County accepts land bid

Tuesday, January 14, 2014

McCOOK, Nebraska -- Red Willow County, Nebraska commissioners Monday morning signed the papers that accepted the final bid of $3,850 per acre, or $616,000, for 160 acres of farm land donated to the county by McCook-area farmer-rancher Tom Kiplinger.

Proceeds from the sale will operate, maintain, expand and promote the arenas and livestock handling facilities built on the county fairgrounds by Kiplinger since 2003.

The buyers are Caleb and Joy Trail, who own land adjacent to the Kiplinger quarter-section. The closing date is Feb. 10.

Randy Bauer of Gateway Realty of McCook said he was pleased with the outcome of the public auction Jan. 8. The minimum bid that the county commissioners and the fair board would have accepted was $550,000.

Gateway's selling expenses are estimated at $18,058, which will come off the top of the $616,000 before the check goes to the county treasurer. That leaves $597,942 for an endowment committee appointed by Kiplinger to determine its use on the fairgrounds.

County treasurer Marleen Garcia and deputy county attorney Phil Lyons told commissioners that county attorney Paul Wood recommends a completely separate, new budget fund for the Kiplinger land sale proceeds, so that commissioners, the fair board, the Kiplinger endowment committee and the treasurer can keep track of the money better than if it were merged into the Kiplinger arena budget.

Garcia said that a new budget fund would have to be created by a resolution from commissioners. Commissioners tabled the item until Jan. 27 to take that action.

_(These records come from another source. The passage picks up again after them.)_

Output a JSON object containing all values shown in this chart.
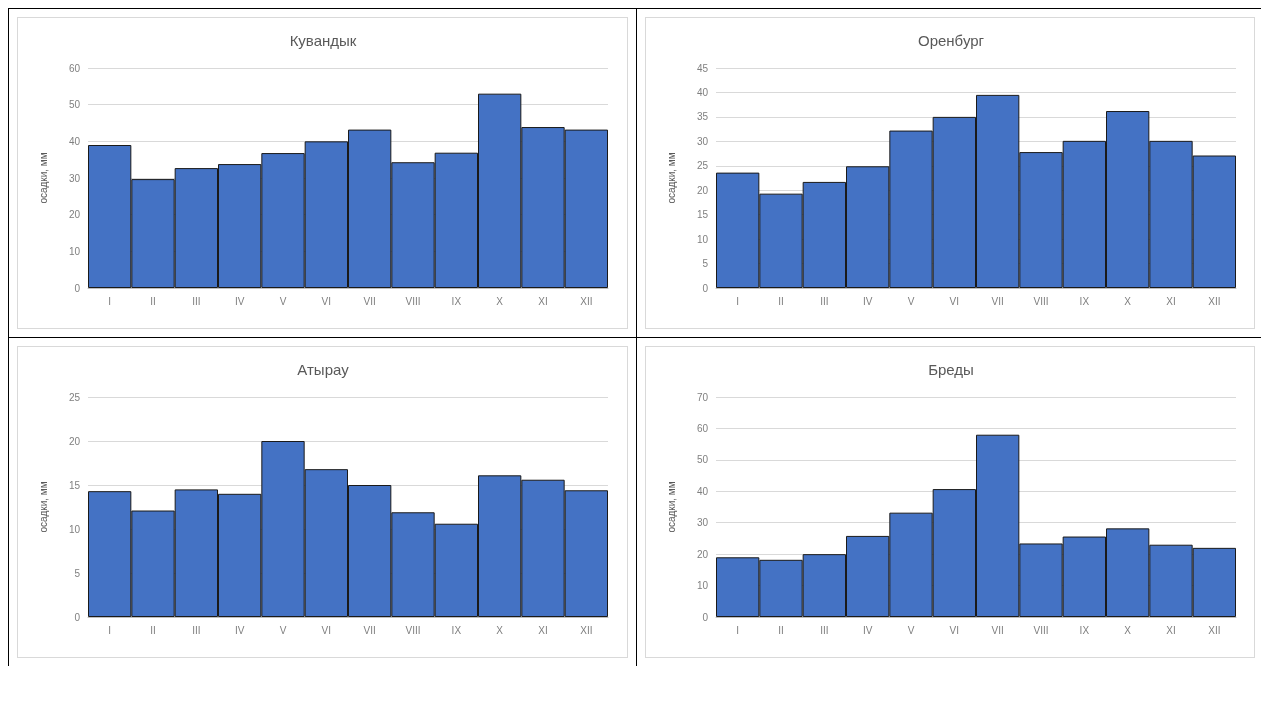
{
  "chart_data": [
    {
      "type": "bar",
      "title": "Кувандык",
      "ylabel": "осадки, мм",
      "categories": [
        "I",
        "II",
        "III",
        "IV",
        "V",
        "VI",
        "VII",
        "VIII",
        "IX",
        "X",
        "XI",
        "XII"
      ],
      "values": [
        39,
        29.7,
        32.7,
        33.8,
        36.8,
        40,
        43.2,
        34.3,
        36.9,
        53,
        43.9,
        43.2
      ],
      "color": "#4472c4",
      "ylim": [
        0,
        60
      ],
      "yticks": [
        0,
        10,
        20,
        30,
        40,
        50,
        60
      ],
      "grid": "y"
    },
    {
      "type": "bar",
      "title": "Оренбург",
      "ylabel": "осадки, мм",
      "categories": [
        "I",
        "II",
        "III",
        "IV",
        "V",
        "VI",
        "VII",
        "VIII",
        "IX",
        "X",
        "XI",
        "XII"
      ],
      "values": [
        23.6,
        19.3,
        21.7,
        24.9,
        32.2,
        35,
        39.5,
        27.8,
        30.1,
        36.2,
        30.1,
        27.1
      ],
      "color": "#4472c4",
      "ylim": [
        0,
        45
      ],
      "yticks": [
        0,
        5,
        10,
        15,
        20,
        25,
        30,
        35,
        40,
        45
      ],
      "grid": "y"
    },
    {
      "type": "bar",
      "title": "Атырау",
      "ylabel": "осадки, мм",
      "categories": [
        "I",
        "II",
        "III",
        "IV",
        "V",
        "VI",
        "VII",
        "VIII",
        "IX",
        "X",
        "XI",
        "XII"
      ],
      "values": [
        14.3,
        12.1,
        14.5,
        14,
        20,
        16.8,
        15,
        11.9,
        10.6,
        16.1,
        15.6,
        14.4
      ],
      "color": "#4472c4",
      "ylim": [
        0,
        25
      ],
      "yticks": [
        0,
        5,
        10,
        15,
        20,
        25
      ],
      "grid": "y"
    },
    {
      "type": "bar",
      "title": "Бреды",
      "ylabel": "осадки, мм",
      "categories": [
        "I",
        "II",
        "III",
        "IV",
        "V",
        "VI",
        "VII",
        "VIII",
        "IX",
        "X",
        "XI",
        "XII"
      ],
      "values": [
        19,
        18.2,
        20,
        25.8,
        33.2,
        40.7,
        58,
        23.4,
        25.6,
        28.2,
        23,
        22
      ],
      "color": "#4472c4",
      "ylim": [
        0,
        70
      ],
      "yticks": [
        0,
        10,
        20,
        30,
        40,
        50,
        60,
        70
      ],
      "grid": "y"
    }
  ]
}
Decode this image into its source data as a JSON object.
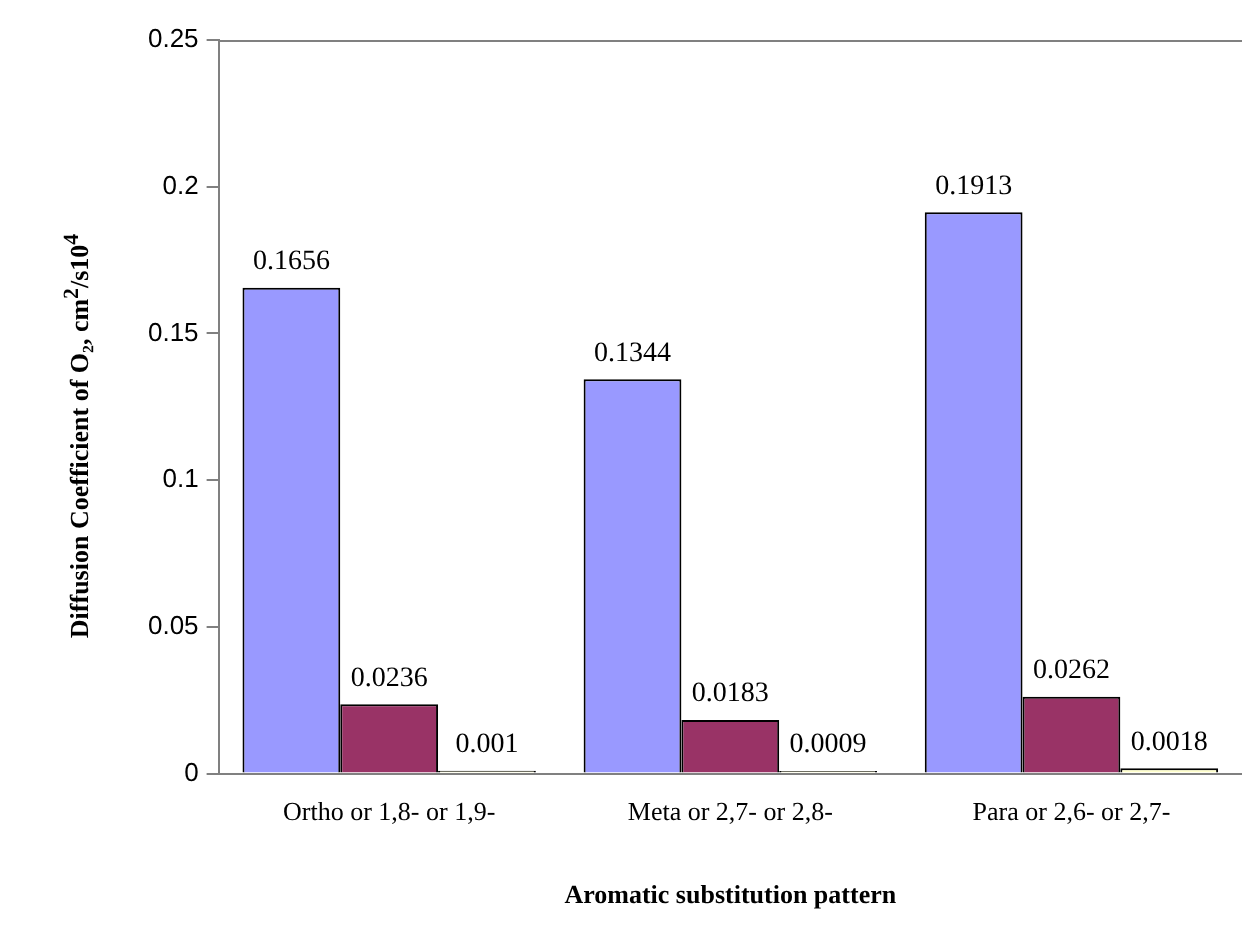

In other action, commissioners:

* Tabled until after a state workshop for county boards scheduled Feb. 5, 6 and 7 in Lincoln any decision on possible updates, in compliance with IRS rules, of the county's policy on reimbursement of expenses. Commissioners will visit with other county officials to see how they're handling new IRS reimbursement rules in which the IRS taxes fringe benefits and mileage, meal and cell phone expenses that fall outside very specific guidelines.

* Appointed Gary Dicenta of Miller & Associates Engineering Consults PC, McCook, as the county's road superintendent for 2014. Dicenta and Miller & Associates had been ineligible for the county position for several years because the same engineer could not also be superintendent and/or construction inspector on federal aid road projects within the county. Commissioner Earl McNutt explained that changes in Nebraska's roads funding programs all but eliminate the chance of federal aid road projects for small counties such as Red Willow. With fewer/no federal aid projects, Dicenta can again serve as the county's road superintendent. His first assignment will be to investigate access to an isolated quarter-section of land in the southeast corner of the county.

* Received notice from the Nebraska Department of Health and Human Services that the county will receive a $11,500 yearly child support incentive payment for the federal fiscal year 2011.

* Appointed Fred Shepherd of McCook to the Red Willow County Planning Commission to replace Sue Doak. Shepherd's term will expire April 20, 2016.

* Reappointed Dan Stramel, Doug Vap and Tyler Loop to the Red Willow County Visitors Committee, their terms to expire Dec. 31, 2017.

* Appointed Darcy Eckhardt as county zoning administrator for 2014, and appointed commissioner Steve Downer to sit on the county's planning commission.

* Dissolved the obsolete administrative board of the Red Willow County Regional Economic Development Loan Fund and the defunct jail planning committee.

* Declared a list of Extension office items as surplus property.

* Approved the continuation bond for Dave Johnson, treasurer of the Cambridge Rural Fire Protection District.